It looks as if Loopt may be looking for an out — or more likely, an insane new round of funding. The location-based social network for mobile devices has supposedly hired the investment band Allen & Co. to find a potential sale or investment partner, TechCrunch is reporting.

But what’s crazy is the apparent valuation Allen & Co. is putting Loopt at: Over $500 million. Now, I like Loopt as much as the next guy, and am bullish on the eventual success of location-based services, but a half billion dollars, in this market, for a network that is far from established?

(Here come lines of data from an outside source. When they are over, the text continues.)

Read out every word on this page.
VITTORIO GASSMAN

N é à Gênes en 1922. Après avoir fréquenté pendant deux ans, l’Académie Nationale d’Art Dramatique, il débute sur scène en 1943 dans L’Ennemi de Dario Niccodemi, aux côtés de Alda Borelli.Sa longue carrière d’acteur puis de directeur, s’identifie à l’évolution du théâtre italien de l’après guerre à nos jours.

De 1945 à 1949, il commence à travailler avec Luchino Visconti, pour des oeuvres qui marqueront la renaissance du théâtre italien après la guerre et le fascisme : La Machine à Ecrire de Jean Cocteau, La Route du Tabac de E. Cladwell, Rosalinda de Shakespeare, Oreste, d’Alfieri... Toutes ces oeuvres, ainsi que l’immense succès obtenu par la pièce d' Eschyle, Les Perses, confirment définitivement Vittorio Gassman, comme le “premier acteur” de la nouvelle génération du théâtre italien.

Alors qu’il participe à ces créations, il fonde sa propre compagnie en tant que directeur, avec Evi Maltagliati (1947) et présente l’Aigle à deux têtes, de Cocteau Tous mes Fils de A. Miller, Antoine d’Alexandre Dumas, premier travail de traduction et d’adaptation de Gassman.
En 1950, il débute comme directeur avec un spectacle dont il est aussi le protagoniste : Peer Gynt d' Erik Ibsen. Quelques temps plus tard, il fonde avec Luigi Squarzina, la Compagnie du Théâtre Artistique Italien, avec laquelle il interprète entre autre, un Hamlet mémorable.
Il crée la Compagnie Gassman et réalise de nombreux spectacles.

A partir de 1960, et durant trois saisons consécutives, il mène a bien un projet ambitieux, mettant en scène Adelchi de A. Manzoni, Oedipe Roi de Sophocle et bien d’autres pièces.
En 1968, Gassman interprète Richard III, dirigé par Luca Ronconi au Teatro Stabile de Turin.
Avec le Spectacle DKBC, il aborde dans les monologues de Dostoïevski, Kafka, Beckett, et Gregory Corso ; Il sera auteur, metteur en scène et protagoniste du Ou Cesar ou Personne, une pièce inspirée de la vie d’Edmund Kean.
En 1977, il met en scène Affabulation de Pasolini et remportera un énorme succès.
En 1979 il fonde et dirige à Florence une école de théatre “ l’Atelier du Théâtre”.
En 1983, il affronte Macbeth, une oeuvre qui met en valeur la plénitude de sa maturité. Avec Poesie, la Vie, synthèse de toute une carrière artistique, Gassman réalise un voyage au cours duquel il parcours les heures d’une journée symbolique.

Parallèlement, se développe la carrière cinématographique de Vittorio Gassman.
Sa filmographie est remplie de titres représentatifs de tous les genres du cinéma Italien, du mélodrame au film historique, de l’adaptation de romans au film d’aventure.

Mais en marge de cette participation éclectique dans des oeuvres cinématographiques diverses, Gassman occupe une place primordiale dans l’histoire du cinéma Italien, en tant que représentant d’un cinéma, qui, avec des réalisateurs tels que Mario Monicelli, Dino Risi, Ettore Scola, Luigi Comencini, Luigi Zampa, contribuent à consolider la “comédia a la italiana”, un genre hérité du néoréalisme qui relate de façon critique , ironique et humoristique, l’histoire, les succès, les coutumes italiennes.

Come on.

So with those kind of numbers being thrown around, you can throw a sale out the window. But with over $13 million is funding already raised from the likes of Sequoia Capital and New Enterprise Associates, does Loopt really need the massive amount of new money that such a valuation would bring in?

Maybe. After all, we all know Facebook and MySpace are going to get into the location-based networking arena eventually with their networks that are much more vast and deeply rooted. If they’re able to conquer location quick enough, it could mean trouble for services like Loopt and Pelago’s Whrrl.

In a separate article, TechCrunch’s Mike Arrington seems very bullish about Loopt’s prospects seeing as it has risen back into the top 20 apps in the App Store. But this surge can be attributed to one thing: Loopt being featured in an Apple commercial. It cannot be overstated how huge that is.

We’ve previously written about the power of apps being featured in Apple retail stores, but commercial time is probably even better. After all, only a few were selected for the latest commercials including Shazam and UrbanSpoon — both of which are now, you guessed it, top applications once again in the App Store. (Both, like Loopt, were previously popular apps before falling a bit as new ones rose to power.)

Don’t get me wrong, Loopt definitely has many elements of what it takes to make it a successful network, but that doesn’t ensure that it will be. It all comes down to users using it, and despite new features like Loopt Mix, most of the people I know simply aren’t. Instead they’re still using networks like Facebook and Twitter, neither of which have location (and Twitter needs some mobile work in general), but for now that doesn’t seem to matter.

Loopt founder Sam Altman didn’t have a comment when we asked him about the rumored Allen & Co. help. We’ve previously covered Allen & Co.’s secretive dealings here. They were also the firm brought on to help Digg in a sale that never happened. That company instead opted to take a new round of funding recently.